Алексей улёгся на диване и положил Ойдопа рядом с собой. Тяжело вздохнув, Ойдоп поцеловал Алексея в лоб, встал с дивана и ушёл спать в спальню, к матери. Всю оставшуюся ночь малыш проспал спокойно.
* * *
Алексей проснулся от холода и оттого, что кто-то настойчиво теребил его за ногу. Открыв глаза, он приподнял голову и увидел Жору. Чуть дальше, у серванта, стоял Женька. Оба смотрели на Алексея с ожиданием и надеждой.
— Здорово, братан! — сказал Жора.
— Здорово!
Женька лишь махнул Алексею рукой.
— Неплохо ты устроился, — Жора окинул взглядом гостиную, — уютно тут. И подруга у тебя классная, рад за тебя!

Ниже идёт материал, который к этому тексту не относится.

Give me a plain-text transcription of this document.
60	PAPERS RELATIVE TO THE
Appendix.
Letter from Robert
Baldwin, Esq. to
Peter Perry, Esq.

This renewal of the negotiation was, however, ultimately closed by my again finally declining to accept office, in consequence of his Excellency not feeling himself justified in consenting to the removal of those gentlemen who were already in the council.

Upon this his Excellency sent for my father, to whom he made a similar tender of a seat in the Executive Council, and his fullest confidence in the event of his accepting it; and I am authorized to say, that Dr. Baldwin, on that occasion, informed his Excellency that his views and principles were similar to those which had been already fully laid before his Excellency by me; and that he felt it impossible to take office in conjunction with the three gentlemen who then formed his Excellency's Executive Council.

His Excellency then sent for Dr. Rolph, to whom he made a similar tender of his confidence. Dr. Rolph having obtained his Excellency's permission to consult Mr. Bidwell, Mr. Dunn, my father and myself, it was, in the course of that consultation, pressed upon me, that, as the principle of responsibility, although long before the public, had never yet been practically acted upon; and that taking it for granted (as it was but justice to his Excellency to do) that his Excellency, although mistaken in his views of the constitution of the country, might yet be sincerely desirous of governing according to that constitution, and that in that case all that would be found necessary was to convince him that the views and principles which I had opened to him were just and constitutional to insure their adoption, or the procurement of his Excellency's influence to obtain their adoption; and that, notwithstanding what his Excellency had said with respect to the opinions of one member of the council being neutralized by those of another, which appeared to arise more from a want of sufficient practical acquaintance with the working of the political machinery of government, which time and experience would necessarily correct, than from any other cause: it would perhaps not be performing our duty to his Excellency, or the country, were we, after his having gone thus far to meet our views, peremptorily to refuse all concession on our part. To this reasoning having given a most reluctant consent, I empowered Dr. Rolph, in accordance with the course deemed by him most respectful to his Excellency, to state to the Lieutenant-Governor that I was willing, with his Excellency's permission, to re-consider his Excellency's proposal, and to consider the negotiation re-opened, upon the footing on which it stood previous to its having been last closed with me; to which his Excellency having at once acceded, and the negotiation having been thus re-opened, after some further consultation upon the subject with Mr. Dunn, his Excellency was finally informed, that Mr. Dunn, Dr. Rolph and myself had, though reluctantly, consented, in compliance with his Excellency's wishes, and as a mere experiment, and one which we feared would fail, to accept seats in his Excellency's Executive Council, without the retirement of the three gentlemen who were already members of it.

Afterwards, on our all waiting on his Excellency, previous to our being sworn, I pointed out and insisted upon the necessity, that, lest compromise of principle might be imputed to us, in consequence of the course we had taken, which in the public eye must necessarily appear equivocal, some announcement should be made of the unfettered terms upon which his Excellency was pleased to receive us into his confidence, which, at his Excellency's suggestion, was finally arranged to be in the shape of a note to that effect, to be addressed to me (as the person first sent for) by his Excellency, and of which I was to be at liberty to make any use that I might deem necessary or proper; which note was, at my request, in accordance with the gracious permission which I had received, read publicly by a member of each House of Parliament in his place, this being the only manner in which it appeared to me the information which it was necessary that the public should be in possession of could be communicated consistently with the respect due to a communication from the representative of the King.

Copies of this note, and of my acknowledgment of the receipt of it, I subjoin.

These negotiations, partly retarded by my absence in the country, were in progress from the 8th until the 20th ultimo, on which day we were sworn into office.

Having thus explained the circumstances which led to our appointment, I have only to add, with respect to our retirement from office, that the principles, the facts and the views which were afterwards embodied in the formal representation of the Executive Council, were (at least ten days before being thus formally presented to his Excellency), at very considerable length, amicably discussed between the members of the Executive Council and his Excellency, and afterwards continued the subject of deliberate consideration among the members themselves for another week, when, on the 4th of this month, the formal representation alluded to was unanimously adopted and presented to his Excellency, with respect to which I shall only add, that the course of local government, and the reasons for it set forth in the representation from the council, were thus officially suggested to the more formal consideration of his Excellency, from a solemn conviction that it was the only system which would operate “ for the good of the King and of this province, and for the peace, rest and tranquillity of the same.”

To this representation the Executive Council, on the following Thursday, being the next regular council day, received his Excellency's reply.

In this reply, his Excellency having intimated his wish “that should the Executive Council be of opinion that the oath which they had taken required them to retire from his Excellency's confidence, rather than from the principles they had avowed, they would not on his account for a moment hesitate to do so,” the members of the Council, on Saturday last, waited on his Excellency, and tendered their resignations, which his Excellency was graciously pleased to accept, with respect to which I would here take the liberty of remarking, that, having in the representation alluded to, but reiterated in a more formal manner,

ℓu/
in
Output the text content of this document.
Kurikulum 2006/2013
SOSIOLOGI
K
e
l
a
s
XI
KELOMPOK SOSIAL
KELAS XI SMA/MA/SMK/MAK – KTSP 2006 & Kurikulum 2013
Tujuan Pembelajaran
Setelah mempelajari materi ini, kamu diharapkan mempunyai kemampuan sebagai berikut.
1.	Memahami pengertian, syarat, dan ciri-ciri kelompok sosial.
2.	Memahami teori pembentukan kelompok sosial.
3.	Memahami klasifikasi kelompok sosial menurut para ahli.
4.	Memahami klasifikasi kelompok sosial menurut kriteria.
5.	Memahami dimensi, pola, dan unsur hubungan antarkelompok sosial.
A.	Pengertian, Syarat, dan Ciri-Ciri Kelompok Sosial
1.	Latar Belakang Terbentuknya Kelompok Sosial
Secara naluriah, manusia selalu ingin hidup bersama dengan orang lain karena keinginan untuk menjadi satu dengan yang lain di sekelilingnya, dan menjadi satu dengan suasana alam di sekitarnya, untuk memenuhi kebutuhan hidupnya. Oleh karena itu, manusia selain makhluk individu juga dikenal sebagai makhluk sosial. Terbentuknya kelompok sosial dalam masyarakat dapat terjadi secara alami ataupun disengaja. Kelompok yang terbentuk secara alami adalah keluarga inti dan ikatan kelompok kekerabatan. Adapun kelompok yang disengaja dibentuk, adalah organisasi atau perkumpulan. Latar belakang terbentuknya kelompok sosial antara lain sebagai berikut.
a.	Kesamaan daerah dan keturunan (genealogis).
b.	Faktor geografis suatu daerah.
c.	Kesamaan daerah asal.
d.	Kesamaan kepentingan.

— Ты же не любишь бурят… — съязвил Алексей.
— А я тебе говорил такое? — Жора, словно обозлившийся бычок, наклонил голову и выкатил глаза. — Вот ты всегда так, я что-то одно имею в виду, а ты себе накрутишь и обидишься на ровном месте. А я ведь говорил тебе, сколько раз говорил, что у меня предки из Карымской. У меня дед метисом был. Где ты в Чите чистого русского видел? Мы тут все гураны, мешаные-перемешанные.
— Да, Лёха, объясниться бы надо, — вмешался в разговор Женька. — Ты же знаешь, я всегда к тебе по-братски относился.
— Короче, пацаны, чего надо? — Алексей уселся на краю дивана, растёр ладонями глаза и снова посмотрел на приятелей. Никто из них не исчез.
— Братан, помощь твоя нужна, — Жора тяжело вздохнул.
— Завтра там у вас в храме молебен большой будет, не для всех. Там столько покойников вокруг храма соберётся, мы хрен пробьёмся. Много не просим, просто запиши наши имена на бумажке и дай этому, который приехал вчера, пусть он их вслух произнесёт, — глаза Женьки в этот момент светились просто безмерной надеждой.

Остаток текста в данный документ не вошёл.